En 1971, lors de la rentrée scolaire, est inaugurée la Salle des Ranches, notre lieu de théâtre actuel. Il y a là des circonstances qui valent sans doute d’être contées rapidement. A la fin des années soixante, sous l’effet de la poussée démographique, la commune doit construire un nouveau groupe scolaire. L’un de nos membres, notre décorateur François Capt, travaille comme architecte dans l’entreprise chargée de cette réalisation. Par hasard, au cours d’une réunion informelle, il parle de la possibilité qu’il y aurait de créer une scène en reculant de quelques mètres le mur qui doit supporter l’écran de cinéma. Ce plateau pourrait accueillir spectacles, présidences de séances administratives, leçons d’éducation routière ou du service du feu, fêtes organisées par l’école, etc. Monsieur Albert-Henri Widmer, conseiller administratif en charge des bâtiments, trouve l’idée séduisante et c’est ainsi que par un trait de génie et quelques “dollars” de plus, est né le théâtre des Ranches.

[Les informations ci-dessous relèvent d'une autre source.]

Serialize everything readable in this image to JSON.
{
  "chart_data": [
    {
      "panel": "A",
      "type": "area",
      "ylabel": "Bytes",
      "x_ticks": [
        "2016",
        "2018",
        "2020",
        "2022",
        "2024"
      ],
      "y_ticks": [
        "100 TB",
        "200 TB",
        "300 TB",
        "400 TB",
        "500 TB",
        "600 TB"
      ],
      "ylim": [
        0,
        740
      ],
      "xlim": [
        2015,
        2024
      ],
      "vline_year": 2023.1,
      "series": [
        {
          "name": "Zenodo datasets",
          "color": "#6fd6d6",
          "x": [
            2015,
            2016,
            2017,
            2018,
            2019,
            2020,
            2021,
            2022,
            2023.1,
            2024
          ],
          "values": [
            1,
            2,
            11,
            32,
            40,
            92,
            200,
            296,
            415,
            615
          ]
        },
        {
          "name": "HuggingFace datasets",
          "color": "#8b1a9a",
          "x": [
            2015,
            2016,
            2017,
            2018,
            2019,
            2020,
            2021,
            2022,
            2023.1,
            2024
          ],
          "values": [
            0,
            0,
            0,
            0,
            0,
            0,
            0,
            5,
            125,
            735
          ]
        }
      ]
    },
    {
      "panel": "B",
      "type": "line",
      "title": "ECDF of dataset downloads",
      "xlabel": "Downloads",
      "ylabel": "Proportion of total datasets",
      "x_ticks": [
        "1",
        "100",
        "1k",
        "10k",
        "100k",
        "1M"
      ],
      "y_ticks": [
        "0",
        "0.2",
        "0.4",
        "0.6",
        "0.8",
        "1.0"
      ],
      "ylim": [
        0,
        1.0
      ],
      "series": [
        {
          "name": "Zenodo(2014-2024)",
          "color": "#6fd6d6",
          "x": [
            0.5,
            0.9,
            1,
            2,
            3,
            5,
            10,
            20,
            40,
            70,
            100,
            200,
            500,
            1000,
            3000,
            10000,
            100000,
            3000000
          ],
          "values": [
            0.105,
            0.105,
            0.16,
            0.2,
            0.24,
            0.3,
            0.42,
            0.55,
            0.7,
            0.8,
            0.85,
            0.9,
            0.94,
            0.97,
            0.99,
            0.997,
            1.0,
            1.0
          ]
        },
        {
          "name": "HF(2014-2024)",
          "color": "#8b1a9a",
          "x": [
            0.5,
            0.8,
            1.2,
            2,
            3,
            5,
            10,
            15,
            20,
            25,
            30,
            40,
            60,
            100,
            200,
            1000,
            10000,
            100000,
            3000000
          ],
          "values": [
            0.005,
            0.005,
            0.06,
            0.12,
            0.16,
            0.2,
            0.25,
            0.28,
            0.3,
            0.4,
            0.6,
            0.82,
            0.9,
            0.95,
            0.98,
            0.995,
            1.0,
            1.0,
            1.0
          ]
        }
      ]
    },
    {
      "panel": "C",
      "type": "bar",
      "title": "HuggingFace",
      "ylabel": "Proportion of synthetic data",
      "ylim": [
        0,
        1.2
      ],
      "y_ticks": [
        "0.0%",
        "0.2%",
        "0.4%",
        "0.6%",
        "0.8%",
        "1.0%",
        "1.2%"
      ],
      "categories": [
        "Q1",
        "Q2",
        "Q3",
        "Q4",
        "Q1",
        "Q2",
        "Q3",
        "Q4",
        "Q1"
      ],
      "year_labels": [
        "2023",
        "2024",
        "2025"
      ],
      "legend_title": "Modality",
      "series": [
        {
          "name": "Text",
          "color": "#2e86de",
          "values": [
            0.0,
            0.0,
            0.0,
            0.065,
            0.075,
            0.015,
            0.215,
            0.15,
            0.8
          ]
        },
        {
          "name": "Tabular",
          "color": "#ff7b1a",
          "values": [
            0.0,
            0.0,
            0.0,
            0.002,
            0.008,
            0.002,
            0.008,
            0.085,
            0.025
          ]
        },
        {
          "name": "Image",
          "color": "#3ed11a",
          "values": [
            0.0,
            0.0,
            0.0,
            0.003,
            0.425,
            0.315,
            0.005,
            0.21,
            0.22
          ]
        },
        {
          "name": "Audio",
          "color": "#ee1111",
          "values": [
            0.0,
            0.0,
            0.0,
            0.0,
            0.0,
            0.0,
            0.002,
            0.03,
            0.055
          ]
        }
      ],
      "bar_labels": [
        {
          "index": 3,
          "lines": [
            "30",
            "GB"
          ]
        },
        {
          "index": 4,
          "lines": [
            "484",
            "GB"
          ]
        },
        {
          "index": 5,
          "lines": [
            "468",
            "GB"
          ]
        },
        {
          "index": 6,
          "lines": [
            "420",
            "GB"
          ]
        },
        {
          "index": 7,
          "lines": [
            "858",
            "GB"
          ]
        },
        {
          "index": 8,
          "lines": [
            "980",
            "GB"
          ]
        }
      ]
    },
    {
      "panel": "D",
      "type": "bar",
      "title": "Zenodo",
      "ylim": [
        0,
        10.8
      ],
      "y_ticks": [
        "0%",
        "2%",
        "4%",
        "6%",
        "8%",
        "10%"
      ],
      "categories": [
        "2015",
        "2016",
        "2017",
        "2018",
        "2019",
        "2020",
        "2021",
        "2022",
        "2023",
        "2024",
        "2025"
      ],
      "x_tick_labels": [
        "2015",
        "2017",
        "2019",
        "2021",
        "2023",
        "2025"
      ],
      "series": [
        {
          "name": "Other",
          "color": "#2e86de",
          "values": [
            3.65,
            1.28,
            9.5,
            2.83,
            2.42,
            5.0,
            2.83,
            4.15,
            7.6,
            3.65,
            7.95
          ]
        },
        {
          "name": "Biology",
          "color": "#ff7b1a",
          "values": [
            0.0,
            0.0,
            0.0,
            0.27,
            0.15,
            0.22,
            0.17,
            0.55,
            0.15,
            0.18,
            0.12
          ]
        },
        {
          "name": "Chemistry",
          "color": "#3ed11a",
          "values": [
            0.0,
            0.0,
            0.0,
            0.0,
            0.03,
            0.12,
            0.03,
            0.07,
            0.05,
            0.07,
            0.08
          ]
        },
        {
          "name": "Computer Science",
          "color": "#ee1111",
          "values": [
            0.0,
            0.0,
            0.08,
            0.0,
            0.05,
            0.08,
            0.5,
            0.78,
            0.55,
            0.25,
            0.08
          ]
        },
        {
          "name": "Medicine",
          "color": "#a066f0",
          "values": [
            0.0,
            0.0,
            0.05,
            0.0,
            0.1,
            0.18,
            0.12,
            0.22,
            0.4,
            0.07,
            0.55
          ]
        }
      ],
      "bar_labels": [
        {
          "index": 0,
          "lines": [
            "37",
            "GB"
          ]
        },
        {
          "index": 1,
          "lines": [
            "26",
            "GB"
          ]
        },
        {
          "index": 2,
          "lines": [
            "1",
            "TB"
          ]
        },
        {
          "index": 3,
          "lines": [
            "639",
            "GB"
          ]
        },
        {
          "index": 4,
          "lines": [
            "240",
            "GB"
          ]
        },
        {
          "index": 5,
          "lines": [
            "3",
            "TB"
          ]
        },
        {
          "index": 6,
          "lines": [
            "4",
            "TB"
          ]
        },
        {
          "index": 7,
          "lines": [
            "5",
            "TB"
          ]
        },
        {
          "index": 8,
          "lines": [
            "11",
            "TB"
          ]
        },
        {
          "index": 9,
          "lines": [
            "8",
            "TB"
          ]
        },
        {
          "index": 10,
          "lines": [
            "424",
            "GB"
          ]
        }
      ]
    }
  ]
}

On voit que la vie de la troupe est rivée à la vie de la commune où elle est née, que sa présence y est constante et ancrée dans la tradition. C’est vrai. Le seul aléa à relever, aussi surprenant que cela puisse paraître è certains, est que le Théâtre de Vernier n’est pas patronné par le Service culturel de la commune. Ce qui fait que si une manifestation ayant le soutien de ce service a lieu en même temps qu’une prestation de la troupe, cette dernière n’est plus assurée de pouvoir bénéficier du prêt du matériel mis à disposition des sociétés communales. Et ce peut être l'angoisse ! Il a toujours été possible de se retourner grâce à l’aide d’amis efficaces, mais ce n’est pas forcément agréable. Nul doute d’ailleurs que cette situation ne puisse s’améliorer.
D’autre part, en plus de la salle de spectacles et d’une aide en équipement, la commune met à notre disposition un local de répétitions, un atelier de décors et un soutien pécuniaire de fonctionnement. Nous pouvons aussi solliciter le journal communal “Informations-Vernier” pour des communiqués et bénéficions de l’aide de “Canal 29”, la télévision câblée de la commune.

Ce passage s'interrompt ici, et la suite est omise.